Un patrimoine est ce que des pères lèguent à des fils. Nous sommes héritiers de trésors culturels, matériels ou immatériels, que nous avons à préserver et sur lesquels nous avons à veiller – ils ne sont pas seulement les témoins du passé, mais encore des sources de joie pour le présent et pour l’avenir. Ils sont à transmettre à nos enfants. C’est des générations à venir que ces trésors attendent d’être connus. Et c’est donc à ceux qui viennent chez nous, et que nous devons aider à se sentir chez nous comme dans une seconde patrie, que nous devons les présenter comme appartenant aussi à leur patrimoine. La Cité du Vatican est patrimoine de l’humanité et non pas des seuls catholiques. Homère ou Eschyle sont au patrimoine de l’humanité et non à celui des seuls grecs. Homère, Virgile, Confucius, Dante, Molière, Cervantès, Goethe, Shakespeare, Garcia Marquez, Neruda, Dostoïevski, Tagore, César Aimé, Senghor, etc. etc.: à nous d’être assez intelligents et volontaires pour que tout émigré arrivé chez nous, en plus de trouver du pain et la paix, y trouve une nourriture intellectuelle et spirituelle préparée par d’autres que lui, mais préparée aussi pour lui. Ces valeurs comprennent aussi l’héritage, profondément enraciné dans le continent européen et présent universellement, du message de l’amour du prochain, du pardon des ennemis, de l’égalité de tous devant l’Absolu, qui relève en propre de l’éthique chrétienne.

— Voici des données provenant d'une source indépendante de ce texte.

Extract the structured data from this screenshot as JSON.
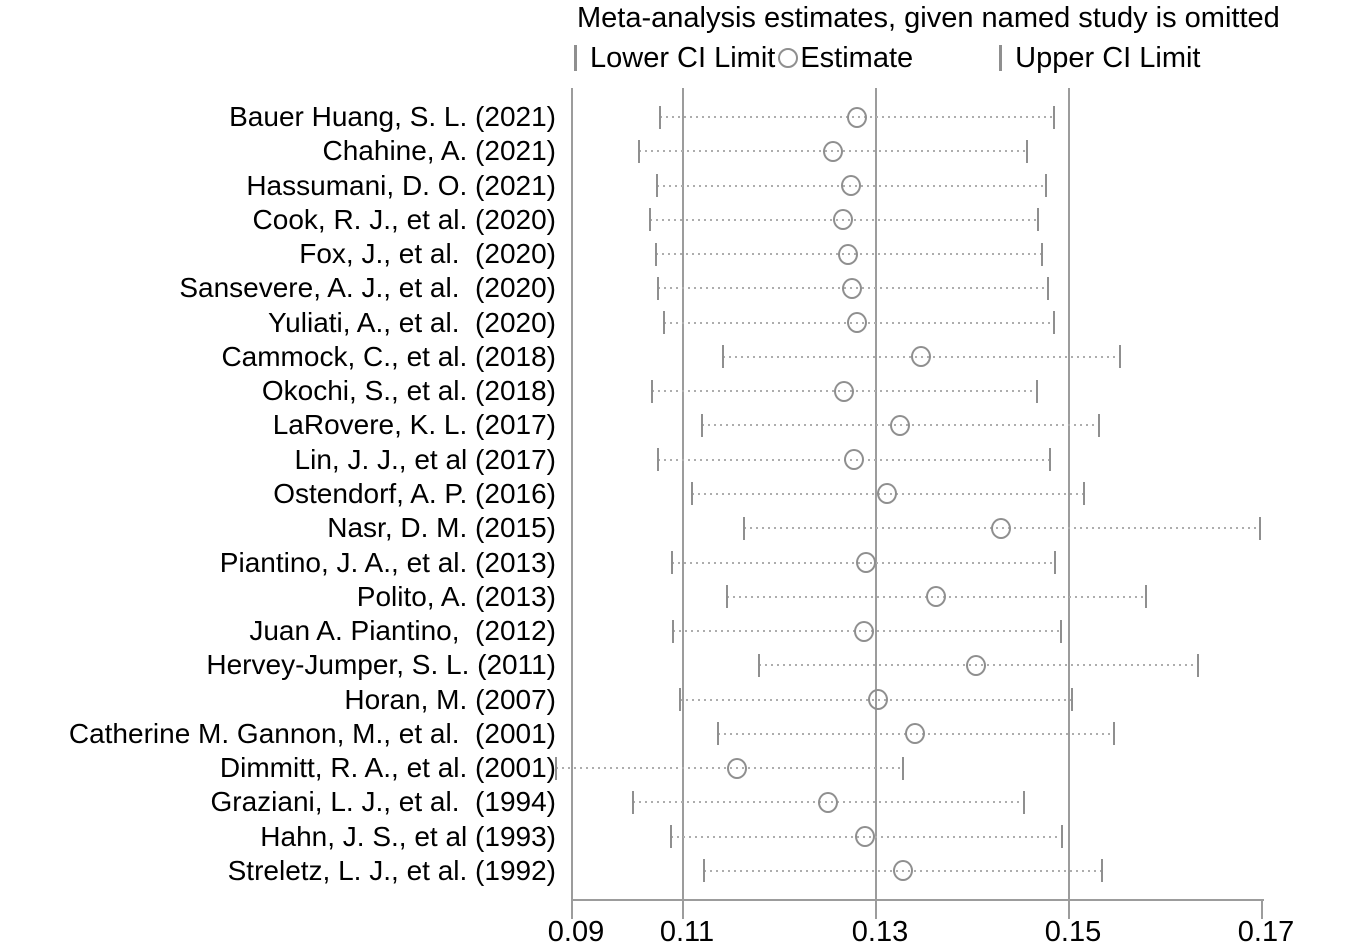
{
  "chart_data": {
    "type": "forest",
    "title": "Meta-analysis estimates, given named study is omitted",
    "legend": {
      "lower": "Lower CI Limit",
      "estimate": "Estimate",
      "upper": "Upper CI Limit"
    },
    "x_axis": {
      "tick_labels": [
        "0.09",
        "0.11",
        "0.13",
        "0.15",
        "0.17"
      ],
      "tick_values": [
        0.09,
        0.11,
        0.13,
        0.15,
        0.17
      ],
      "gridline_values": [
        0.11,
        0.13,
        0.15
      ],
      "xlim": [
        0.0985,
        0.1703
      ]
    },
    "studies": [
      {
        "label": "Bauer Huang, S. L. (2021)",
        "lower": 0.1076,
        "estimate": 0.128,
        "upper": 0.1484
      },
      {
        "label": "Chahine, A. (2021)",
        "lower": 0.1054,
        "estimate": 0.1255,
        "upper": 0.1456
      },
      {
        "label": "Hassumani, D. O. (2021)",
        "lower": 0.1073,
        "estimate": 0.1274,
        "upper": 0.1476
      },
      {
        "label": "Cook, R. J., et al. (2020)",
        "lower": 0.1066,
        "estimate": 0.1266,
        "upper": 0.1468
      },
      {
        "label": "Fox, J., et al.  (2020)",
        "lower": 0.1072,
        "estimate": 0.1271,
        "upper": 0.1472
      },
      {
        "label": "Sansevere, A. J., et al.  (2020)",
        "lower": 0.1074,
        "estimate": 0.1275,
        "upper": 0.1478
      },
      {
        "label": "Yuliati, A., et al.  (2020)",
        "lower": 0.108,
        "estimate": 0.128,
        "upper": 0.1484
      },
      {
        "label": "Cammock, C., et al. (2018)",
        "lower": 0.1141,
        "estimate": 0.1347,
        "upper": 0.1553
      },
      {
        "label": "Okochi, S., et al. (2018)",
        "lower": 0.1068,
        "estimate": 0.1267,
        "upper": 0.1467
      },
      {
        "label": "LaRovere, K. L. (2017)",
        "lower": 0.112,
        "estimate": 0.1325,
        "upper": 0.1531
      },
      {
        "label": "Lin, J. J., et al (2017)",
        "lower": 0.1074,
        "estimate": 0.1277,
        "upper": 0.148
      },
      {
        "label": "Ostendorf, A. P. (2016)",
        "lower": 0.1109,
        "estimate": 0.1311,
        "upper": 0.1516
      },
      {
        "label": "Nasr, D. M. (2015)",
        "lower": 0.1163,
        "estimate": 0.143,
        "upper": 0.1698
      },
      {
        "label": "Piantino, J. A., et al. (2013)",
        "lower": 0.1089,
        "estimate": 0.129,
        "upper": 0.1486
      },
      {
        "label": "Polito, A. (2013)",
        "lower": 0.1146,
        "estimate": 0.1362,
        "upper": 0.158
      },
      {
        "label": "Juan A. Piantino,  (2012)",
        "lower": 0.109,
        "estimate": 0.1288,
        "upper": 0.1492
      },
      {
        "label": "Hervey-Jumper, S. L. (2011)",
        "lower": 0.1179,
        "estimate": 0.1404,
        "upper": 0.1634
      },
      {
        "label": "Horan, M. (2007)",
        "lower": 0.1097,
        "estimate": 0.1302,
        "upper": 0.1503
      },
      {
        "label": "Catherine M. Gannon, M., et al.  (2001)",
        "lower": 0.1136,
        "estimate": 0.134,
        "upper": 0.1547
      },
      {
        "label": "Dimmitt, R. A., et al. (2001)",
        "lower": 0.0968,
        "estimate": 0.1156,
        "upper": 0.1328
      },
      {
        "label": "Graziani, L. J., et al.  (1994)",
        "lower": 0.1048,
        "estimate": 0.125,
        "upper": 0.1453
      },
      {
        "label": "Hahn, J. S., et al (1993)",
        "lower": 0.1088,
        "estimate": 0.1289,
        "upper": 0.1493
      },
      {
        "label": "Streletz, L. J., et al. (1992)",
        "lower": 0.1122,
        "estimate": 0.1328,
        "upper": 0.1534
      }
    ]
  }
}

« Intellectuel» et « spirituel », les deux sont liés. L’éducation a pour premier but d’enraciner l’enfant ou le jeune dans sa terre natale, dans sa cité et dans toutes les réalités bonnes qu’elle a suscitées au long de son histoire. Elle a une seconde fin, rendre l’homme capable d’habiter d’autres cités que celle où il est né, et souvent enrichir l’homme de biens que sa cité natale ne pouvait lui donner. Et ici, les traditions spirituelles, ou religieuses, pour peu qu’elles sachent être habitables par tout homme, ont une mission à remplir. Au minimum, bien sûr (mais encore faut-il le dire), elles doivent se savoir au service de tout homme : celui qui se présente comme étranger à telle ou telle tradition, celui donc qui vient d’un ailleurs spirituel et religieux, a droit à une bienveillance et une sollicitude sans restriction de la part de ceux qui appartiennent à ces traditions. De l’Église catholique le pape Paul VI disait qu’elle est « experte en humanité », rerum humanarum perita. Il avait bien raison de le dire. Le christianisme n’est pas bien sûr seul à posséder une telle compétence. A toutes les traditions spirituelles, donc, de puiser dans ce qu’elles ont de meilleur pour collaborer à cette culture de paix sans laquelle l’homme ne peut parvenir, dans l’histoire, à sa pleine stature intellectuelle, morale et, donc, spirituelle. Le Saint-Siège appuie les grands programmes II et III qui soutiennent le développement durable et inclusif, l’écologie, y compris le programme de l’hydrologie et le nouveau programme des Océans, pour lutter contre les violations des droits de l’homme, les inégalités, et la pauvreté, tendant à réaliser ainsi les Objectifs du Développement Durable (ODD)[1].
Le Pape François a récemment explicité que «le concept de personne – né et muri dans le Christianisme – aide à poursuivre un développement pleinement humain. Parce que la “personne” dit toujours relation et non pas individualisme, affermie inclusion et non pas exclusion, dignité unique et inviolable et non pas exploitation, liberté et non pas contrainte. L’Eglise ne cesse pas d’offrir cette sagesse et cette expertise au monde, en étant conscient que le développement intégral est le chemin du bien que la famille humain est appelée à parcourir» (4 avril 2017) et pour nous c’est un honneur les partager avec vous toutes et tous, que je remercie de votre aimable attention.
NOTE
[1] Notamment les ODD 1, 3, 4, 5, 9, 10, 13, 14, 15 et 16.